It has been a long time since I‘ve posted an affirmation. And despite the fact, that I do sketch them regularly, I‘ve not had that state of mind recently to get myself to think of texts that I usually put in and around those affirmations. Most of time I think, that it‘s pretty easy for me to sketch an idea, but not to write about it. So I‘ve sketched a lot, and done/carved/printed/sewed a whole lot of different/similar things during this month. Well, now it‘s time to think in words.
Unfolding the ideas, meeting and inspiring other people, sharing, going beyond boundaries, keeping eyes and mind open, stepping out and looking for new opportunities, exploring, making, working hard, making new steps each and every day, the lil‘baby steps towards what I feel I need to do – these are things that I‘ve thought of while sketching this flying bird.
I wouldn‘t be able to verbalize what a dream, my dream, or whatever, is, or would be. Not that I‘m scared to say it out loud, I just somehow feel that it‘s cloudy, it‘s all nebulous there, where a dream might be. I love being creative in a way I am now – crafting with fabric, painting abstract here, more figurative there, sewing, lino carving and printing, knitting from time to time, sketching. And sometimes it feels right, and sometimes not. At those moments I may stuck and hold on asking myself what is missing. What else can be done/changed/explored to get back that state where I‘m like really happy with what I do.
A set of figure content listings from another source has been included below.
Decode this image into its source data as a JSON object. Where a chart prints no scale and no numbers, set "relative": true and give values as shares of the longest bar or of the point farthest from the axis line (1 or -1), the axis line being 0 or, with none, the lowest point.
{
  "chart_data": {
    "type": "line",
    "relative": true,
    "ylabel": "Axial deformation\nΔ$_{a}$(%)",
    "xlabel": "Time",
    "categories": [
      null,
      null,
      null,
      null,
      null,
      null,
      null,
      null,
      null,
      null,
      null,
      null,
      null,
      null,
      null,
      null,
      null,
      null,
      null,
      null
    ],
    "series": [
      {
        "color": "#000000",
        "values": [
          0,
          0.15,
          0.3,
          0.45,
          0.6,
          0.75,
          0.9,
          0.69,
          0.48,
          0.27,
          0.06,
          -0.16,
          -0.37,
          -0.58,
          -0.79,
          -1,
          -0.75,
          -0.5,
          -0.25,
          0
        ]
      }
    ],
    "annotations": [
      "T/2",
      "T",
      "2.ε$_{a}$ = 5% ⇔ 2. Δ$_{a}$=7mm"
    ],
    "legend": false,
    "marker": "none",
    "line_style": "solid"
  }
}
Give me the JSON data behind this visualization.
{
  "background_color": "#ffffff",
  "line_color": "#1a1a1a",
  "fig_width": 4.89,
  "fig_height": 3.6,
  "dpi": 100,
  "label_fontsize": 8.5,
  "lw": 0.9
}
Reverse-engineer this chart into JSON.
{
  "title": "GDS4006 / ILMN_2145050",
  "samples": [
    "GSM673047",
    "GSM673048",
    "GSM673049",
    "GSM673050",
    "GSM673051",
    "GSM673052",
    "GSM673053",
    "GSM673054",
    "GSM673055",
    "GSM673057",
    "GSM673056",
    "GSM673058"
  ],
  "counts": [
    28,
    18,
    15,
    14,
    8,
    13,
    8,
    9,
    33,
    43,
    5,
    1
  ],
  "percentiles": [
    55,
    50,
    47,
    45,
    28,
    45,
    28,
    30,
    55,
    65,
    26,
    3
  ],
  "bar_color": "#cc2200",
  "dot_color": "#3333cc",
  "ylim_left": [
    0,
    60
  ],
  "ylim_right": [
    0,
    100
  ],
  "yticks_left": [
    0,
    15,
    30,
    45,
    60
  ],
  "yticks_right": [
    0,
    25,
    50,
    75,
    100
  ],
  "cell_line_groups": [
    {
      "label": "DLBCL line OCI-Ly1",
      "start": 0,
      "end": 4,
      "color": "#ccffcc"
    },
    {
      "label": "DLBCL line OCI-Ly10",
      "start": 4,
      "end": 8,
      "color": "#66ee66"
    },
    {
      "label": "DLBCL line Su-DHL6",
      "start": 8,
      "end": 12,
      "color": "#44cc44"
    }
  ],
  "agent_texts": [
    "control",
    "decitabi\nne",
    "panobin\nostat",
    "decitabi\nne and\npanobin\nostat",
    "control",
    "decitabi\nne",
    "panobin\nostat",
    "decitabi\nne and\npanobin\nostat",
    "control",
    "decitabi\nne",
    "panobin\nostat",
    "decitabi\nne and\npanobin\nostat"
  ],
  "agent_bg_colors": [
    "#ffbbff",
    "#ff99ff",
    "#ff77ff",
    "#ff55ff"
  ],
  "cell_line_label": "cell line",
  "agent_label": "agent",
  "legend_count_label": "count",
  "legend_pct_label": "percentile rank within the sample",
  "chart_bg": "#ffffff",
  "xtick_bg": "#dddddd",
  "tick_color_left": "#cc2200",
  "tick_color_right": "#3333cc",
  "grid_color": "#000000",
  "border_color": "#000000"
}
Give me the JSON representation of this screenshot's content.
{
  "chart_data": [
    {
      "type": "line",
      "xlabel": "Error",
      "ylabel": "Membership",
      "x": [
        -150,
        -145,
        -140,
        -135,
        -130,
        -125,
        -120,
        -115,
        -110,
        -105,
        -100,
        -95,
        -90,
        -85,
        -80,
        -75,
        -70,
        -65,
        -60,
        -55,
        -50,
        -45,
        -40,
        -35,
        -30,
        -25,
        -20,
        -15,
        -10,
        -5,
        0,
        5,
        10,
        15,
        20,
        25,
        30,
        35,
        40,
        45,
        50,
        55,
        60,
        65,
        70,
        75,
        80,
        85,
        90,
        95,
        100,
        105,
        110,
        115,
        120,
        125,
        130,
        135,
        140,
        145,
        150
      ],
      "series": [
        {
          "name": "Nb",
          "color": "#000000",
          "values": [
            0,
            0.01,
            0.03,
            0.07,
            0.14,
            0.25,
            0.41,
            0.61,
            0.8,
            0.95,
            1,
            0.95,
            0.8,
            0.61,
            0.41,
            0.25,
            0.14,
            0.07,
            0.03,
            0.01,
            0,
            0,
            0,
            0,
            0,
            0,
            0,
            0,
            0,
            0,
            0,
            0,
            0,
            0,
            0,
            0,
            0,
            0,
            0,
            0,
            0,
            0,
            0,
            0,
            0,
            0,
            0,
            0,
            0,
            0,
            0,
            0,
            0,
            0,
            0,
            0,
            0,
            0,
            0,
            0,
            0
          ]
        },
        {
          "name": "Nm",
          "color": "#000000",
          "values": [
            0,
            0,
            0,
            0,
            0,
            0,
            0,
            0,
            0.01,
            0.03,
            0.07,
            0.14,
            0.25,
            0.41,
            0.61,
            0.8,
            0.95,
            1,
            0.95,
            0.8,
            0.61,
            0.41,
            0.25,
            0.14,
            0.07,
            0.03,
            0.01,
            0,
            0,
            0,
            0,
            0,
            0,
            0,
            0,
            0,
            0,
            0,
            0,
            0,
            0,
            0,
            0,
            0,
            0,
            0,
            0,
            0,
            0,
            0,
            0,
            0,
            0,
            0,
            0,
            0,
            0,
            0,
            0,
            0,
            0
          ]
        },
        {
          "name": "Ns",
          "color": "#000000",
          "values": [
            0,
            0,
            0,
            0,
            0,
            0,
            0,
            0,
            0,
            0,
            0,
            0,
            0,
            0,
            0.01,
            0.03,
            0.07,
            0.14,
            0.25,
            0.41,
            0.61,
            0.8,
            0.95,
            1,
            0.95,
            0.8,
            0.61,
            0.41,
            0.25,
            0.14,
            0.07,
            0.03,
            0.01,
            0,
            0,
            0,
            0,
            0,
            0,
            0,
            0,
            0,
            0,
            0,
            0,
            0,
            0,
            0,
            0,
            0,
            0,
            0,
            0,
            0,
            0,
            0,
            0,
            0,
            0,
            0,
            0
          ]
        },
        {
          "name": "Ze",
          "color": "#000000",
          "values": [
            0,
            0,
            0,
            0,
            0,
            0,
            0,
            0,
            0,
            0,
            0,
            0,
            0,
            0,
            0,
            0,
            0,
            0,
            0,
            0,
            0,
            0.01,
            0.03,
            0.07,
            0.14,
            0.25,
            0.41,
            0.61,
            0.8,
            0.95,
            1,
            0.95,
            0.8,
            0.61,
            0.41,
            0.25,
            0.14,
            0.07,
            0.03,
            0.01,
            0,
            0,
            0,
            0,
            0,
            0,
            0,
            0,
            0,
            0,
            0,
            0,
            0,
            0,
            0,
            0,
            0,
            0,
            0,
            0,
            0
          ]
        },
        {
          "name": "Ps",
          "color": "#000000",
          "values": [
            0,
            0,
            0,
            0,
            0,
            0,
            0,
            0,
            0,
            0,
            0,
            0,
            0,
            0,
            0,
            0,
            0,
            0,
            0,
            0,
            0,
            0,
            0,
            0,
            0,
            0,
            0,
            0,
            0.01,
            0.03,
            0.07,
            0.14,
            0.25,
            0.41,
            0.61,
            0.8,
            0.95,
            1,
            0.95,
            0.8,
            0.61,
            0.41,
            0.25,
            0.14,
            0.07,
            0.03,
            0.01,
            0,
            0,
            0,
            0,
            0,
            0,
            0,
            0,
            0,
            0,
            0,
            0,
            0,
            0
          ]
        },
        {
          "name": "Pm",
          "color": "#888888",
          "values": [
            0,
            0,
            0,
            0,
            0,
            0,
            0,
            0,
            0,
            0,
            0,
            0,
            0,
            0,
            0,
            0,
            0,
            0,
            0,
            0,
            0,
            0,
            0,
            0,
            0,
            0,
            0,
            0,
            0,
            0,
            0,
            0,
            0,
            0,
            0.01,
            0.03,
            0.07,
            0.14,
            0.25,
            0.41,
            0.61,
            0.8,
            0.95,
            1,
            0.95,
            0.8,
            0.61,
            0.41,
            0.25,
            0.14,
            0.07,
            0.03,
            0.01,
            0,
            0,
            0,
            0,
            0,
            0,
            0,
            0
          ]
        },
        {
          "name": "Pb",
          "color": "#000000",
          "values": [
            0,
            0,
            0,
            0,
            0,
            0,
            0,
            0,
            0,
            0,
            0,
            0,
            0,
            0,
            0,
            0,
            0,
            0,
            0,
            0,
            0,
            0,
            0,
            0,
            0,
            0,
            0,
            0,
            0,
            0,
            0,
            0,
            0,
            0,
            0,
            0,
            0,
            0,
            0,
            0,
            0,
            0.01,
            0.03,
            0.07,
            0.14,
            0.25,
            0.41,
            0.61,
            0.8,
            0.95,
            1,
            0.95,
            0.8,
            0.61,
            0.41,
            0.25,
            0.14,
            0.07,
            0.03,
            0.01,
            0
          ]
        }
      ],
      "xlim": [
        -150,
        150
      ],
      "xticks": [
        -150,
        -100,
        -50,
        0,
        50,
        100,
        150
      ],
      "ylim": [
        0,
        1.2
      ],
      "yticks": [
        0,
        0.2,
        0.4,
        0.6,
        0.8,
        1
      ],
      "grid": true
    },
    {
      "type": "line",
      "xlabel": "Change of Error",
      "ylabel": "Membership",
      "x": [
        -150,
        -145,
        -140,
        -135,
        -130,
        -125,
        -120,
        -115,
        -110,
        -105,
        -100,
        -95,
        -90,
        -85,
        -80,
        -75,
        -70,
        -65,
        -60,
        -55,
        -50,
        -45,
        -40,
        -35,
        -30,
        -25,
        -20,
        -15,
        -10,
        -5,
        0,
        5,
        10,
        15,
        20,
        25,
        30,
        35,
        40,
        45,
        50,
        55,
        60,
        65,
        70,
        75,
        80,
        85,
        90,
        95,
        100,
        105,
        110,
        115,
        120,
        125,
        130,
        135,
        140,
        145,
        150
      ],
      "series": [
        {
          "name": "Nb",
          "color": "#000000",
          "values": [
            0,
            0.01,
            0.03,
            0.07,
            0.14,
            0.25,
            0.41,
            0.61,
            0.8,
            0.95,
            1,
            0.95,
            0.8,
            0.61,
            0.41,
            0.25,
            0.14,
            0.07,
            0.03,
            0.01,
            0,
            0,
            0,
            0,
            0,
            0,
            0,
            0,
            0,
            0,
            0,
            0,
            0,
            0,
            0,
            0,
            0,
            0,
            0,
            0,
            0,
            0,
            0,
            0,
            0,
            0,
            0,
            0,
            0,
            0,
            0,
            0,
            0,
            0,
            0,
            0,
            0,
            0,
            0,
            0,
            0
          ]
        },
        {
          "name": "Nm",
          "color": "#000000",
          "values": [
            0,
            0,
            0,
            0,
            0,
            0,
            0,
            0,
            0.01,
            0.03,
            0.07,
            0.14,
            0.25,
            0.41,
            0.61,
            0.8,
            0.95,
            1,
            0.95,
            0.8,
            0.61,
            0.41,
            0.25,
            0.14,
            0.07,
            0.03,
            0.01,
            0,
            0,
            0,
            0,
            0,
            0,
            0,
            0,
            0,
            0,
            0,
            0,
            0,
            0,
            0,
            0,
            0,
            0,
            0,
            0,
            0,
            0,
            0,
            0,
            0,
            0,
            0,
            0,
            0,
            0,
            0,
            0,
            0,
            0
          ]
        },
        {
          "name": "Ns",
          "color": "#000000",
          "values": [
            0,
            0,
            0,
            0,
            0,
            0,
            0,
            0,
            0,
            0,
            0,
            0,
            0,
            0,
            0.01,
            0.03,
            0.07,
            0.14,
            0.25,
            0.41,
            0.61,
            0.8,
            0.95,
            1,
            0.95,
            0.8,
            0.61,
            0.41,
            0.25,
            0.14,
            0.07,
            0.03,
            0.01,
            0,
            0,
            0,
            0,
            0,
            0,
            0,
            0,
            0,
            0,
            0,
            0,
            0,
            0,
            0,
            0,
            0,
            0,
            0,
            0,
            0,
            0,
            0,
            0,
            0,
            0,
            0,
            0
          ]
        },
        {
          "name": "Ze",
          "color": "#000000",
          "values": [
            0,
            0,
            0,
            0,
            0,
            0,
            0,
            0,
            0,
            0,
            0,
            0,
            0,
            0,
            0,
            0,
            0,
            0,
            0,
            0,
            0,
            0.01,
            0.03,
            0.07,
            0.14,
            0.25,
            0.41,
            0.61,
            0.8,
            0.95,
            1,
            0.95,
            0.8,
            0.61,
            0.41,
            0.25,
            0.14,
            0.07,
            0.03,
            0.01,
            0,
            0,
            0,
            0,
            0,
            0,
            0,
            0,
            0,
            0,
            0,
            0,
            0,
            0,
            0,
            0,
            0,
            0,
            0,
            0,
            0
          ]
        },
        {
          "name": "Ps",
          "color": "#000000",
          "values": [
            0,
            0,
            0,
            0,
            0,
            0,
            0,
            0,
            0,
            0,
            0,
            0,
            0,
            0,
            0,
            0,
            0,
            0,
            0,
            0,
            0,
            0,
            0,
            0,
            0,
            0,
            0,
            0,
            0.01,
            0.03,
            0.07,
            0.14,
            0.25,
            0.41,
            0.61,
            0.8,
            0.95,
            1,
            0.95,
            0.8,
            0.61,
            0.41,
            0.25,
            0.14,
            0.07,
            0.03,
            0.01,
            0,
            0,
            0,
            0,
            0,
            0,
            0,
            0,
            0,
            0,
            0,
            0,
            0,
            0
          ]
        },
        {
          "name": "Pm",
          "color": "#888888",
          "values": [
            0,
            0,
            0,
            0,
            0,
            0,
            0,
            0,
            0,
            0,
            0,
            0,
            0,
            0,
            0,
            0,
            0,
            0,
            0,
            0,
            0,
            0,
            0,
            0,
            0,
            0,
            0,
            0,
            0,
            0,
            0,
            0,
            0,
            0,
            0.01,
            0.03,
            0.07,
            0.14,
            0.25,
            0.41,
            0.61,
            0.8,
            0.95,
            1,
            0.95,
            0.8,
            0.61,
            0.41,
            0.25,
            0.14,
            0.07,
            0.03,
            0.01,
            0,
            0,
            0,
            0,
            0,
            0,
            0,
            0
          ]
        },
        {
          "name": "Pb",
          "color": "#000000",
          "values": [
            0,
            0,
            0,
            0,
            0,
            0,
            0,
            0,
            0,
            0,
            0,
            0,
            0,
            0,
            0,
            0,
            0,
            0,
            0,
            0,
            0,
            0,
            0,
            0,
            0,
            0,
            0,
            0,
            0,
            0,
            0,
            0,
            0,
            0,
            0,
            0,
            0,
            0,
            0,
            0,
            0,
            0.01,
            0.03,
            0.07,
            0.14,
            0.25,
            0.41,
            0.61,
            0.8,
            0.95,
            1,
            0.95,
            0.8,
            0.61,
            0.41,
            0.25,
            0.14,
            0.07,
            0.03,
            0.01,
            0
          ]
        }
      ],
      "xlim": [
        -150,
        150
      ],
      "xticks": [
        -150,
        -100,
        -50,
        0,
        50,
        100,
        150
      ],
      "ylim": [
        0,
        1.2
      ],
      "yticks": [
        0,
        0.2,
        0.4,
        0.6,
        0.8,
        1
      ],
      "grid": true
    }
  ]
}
So this time I‘d like to talk about what is important for me in those sitiations - like keep on going, working, going beyond boundaries. Right now I feel it‘s time to get started with a couple of projects, that I‘m thinking of since awhile, but somehow keeping telling to myself, that it all needs a bit more warm-up/start-up/inrun, or whatever. And I keep myself exploring the „within‘s“ of already existing projects, but not the „beyond‘s“ – to keep me busy, like „sorry, no time, have to finish this or that first“, and not leaving that creative comfort zone I‘m in right at the moment. But I want, and I will, it‘s just a question of time, that‘s why I‘m here today writing „Go beyond boundaries“.